The only outer planet moon where a probe has landed is Saturn’s largest moon, Titan. This has a dense atmosphere of mostly nitrogen and a few percent methane.
For my money, Europa’s internal ocean is the likeliest venue in the whole Solar System to host extra-terrestrial life. Chemically-charged water escaping back to the ocean floor after reacting with the hot rock of the interior could have all the ingredients necessary to support microbial life of the kind found today in the sunless depths of the Earth’s oceans around ‘hydrothermal vents’.
There’s a much smaller icy moon of Saturn called Enceladus that also has an internal ocean, and which expels jets of ice crystals tainted with organic molecules from cracks near its south pole. We know this because NASA’s Cassini mission discovered and then flew through them, analysing their chemistry. If we were to send a better-equipped probe, it might be able to detect definite signs of life by analysing plume material without even having to land on the surface.
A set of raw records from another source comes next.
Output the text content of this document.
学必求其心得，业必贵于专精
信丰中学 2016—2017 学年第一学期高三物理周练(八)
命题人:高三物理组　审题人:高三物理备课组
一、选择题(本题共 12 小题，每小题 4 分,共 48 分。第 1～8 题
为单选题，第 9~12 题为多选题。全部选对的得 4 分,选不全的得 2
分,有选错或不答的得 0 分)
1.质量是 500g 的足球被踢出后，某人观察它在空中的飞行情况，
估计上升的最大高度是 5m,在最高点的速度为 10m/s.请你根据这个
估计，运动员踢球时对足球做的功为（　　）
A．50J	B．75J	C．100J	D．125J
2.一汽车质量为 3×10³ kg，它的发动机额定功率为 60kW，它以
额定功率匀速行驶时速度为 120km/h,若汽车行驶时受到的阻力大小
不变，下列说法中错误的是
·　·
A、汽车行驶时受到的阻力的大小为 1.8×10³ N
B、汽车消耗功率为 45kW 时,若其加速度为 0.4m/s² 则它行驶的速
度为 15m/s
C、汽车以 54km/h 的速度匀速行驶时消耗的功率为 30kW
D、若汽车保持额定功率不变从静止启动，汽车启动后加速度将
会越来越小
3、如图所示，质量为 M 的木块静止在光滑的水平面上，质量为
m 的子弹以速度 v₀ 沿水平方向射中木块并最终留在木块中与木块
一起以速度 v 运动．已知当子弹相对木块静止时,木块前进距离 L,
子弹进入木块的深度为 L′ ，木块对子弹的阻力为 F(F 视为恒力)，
The only outer planet moon where a probe has landed is Saturn’s largest moon, Titan. This has a dense atmosphere of mostly nitrogen and a few percent methane. The European Space Agency’s Huygens lander reached Titan’s surface by parachute in 2005, landing in a plain strewn with alluvial pebbles. This looked deceptively Earth-like except that the pebbles are water-ice and the floods that had transported them resulted from methane rainfall.
Using radar from space, the Huygens mothership Cassini imaged polar lakes still filled with liquid methane, and supplied by methane rivers entering the lakes via drowned river valleys. There is a whole hydrological cycle on Titan, based on methane rather than water.